Before I dive in, I should afford you this disclaimer: I’m not really buying into the fact that these will be the particular marketing jobs of the future. I mean, companies are barely using social media well at this point and we’re going on eight years in now. Do you really think big companies are going to magically adopt technologies like augmented reality and virtual reality within the next 5-10 years and staff them appropriately? Maybe–but I’m not among the believers.

But, there’s a bigger picture at play here. Marketing IS changing. And, the change is pretty easy to see: Marketing is getting MUCH more experience and technology-focused–even if the change in roles is probably further out than Amy Webb may like to think.

Let’s take a more simplistic look at what’s happening.

When you think about the marketing roles of today, many are focused on: 1) Research, 2) Strategy, or 3) Creating things. The marketing departments of 2016 (for the most part) are still built around creating things: Ads, billboards, trade show booths, web sites. Marketing creates THINGS.

In Amy’s marketing jobs of the future, we see THREE positions with “experience” in the title–including one C-suite role. That’s a significant shift. From creating THINGS–to facilitating EXPERIENCES.

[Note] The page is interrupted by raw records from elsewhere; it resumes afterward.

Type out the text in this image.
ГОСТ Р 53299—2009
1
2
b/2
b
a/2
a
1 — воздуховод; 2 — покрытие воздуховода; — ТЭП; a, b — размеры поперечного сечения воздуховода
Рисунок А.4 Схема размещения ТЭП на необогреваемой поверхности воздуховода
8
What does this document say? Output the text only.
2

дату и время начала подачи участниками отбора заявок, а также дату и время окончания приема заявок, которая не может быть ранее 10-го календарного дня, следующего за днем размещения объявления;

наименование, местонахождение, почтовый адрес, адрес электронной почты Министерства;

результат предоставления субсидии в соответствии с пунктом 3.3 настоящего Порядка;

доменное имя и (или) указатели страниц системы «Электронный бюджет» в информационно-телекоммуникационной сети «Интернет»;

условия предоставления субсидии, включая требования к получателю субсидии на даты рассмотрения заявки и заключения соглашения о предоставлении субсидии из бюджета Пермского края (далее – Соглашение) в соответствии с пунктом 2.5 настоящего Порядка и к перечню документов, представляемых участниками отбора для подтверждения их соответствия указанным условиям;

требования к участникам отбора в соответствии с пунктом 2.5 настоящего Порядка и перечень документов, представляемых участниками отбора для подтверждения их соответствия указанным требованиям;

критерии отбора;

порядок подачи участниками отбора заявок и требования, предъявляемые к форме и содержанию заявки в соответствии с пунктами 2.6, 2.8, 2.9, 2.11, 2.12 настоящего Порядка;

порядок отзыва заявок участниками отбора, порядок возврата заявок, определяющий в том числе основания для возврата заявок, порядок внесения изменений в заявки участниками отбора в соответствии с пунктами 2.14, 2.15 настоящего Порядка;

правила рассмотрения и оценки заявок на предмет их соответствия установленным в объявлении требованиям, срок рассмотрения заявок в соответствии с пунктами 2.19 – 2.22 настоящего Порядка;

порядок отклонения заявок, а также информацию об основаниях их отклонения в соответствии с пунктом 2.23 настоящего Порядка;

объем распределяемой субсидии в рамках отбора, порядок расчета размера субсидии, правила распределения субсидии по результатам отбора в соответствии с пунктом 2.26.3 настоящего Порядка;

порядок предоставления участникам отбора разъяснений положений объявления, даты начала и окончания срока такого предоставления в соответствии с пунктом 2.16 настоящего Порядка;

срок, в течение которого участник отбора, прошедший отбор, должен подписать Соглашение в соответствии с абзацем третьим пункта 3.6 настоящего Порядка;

Might not seem like a huge shift to people like me (and younger) who are living in this space. Testing out VR. Reading about this stuff daily. Even doing it in some cases. But, to the people with the money? The folks making the decisions about jobs and budgets? Yeah, this is a ways out from where they sit. They’re still in CREATING mode–getting them to the EXPERIENCE mode is going to take a while.

The other shift–technology. Today’s marketer has to know a fair amount about technology. From Google Analytics to third-party tools like Marketo to social platforms and monitoring tools, marketers are asked to know a decent dose of technology.

But Amy’s list? That’s taking it to a whole new level.

Bot Developer. Neural virtual experience manager (this sounds like a freaking doctor). Augmented reality producer.

I mean, we’re not talking about people who build web sites here. We’re talking about next-level technology know-how. We’re talking about true uber-geeks.

That’s a big shift. Today’s marketers are geeky, but they are (for the most part) still rooted in marketing basics and strategy–not necessarily technology. The background of today’s marketer is probably one with a BA degree in marketing with maybe some degree of digital marketing experience. Today’s marketer has some tech experience, but it’s mostly self-taught. The folks and roles Amy Webb is talking about are far more immersed in tech than today’s marketer–FAR more immersed (and will probably require more education).

So yeah, that’s another big shift.

And it’s going to be real fun to watch it unfold the next 5-10 years.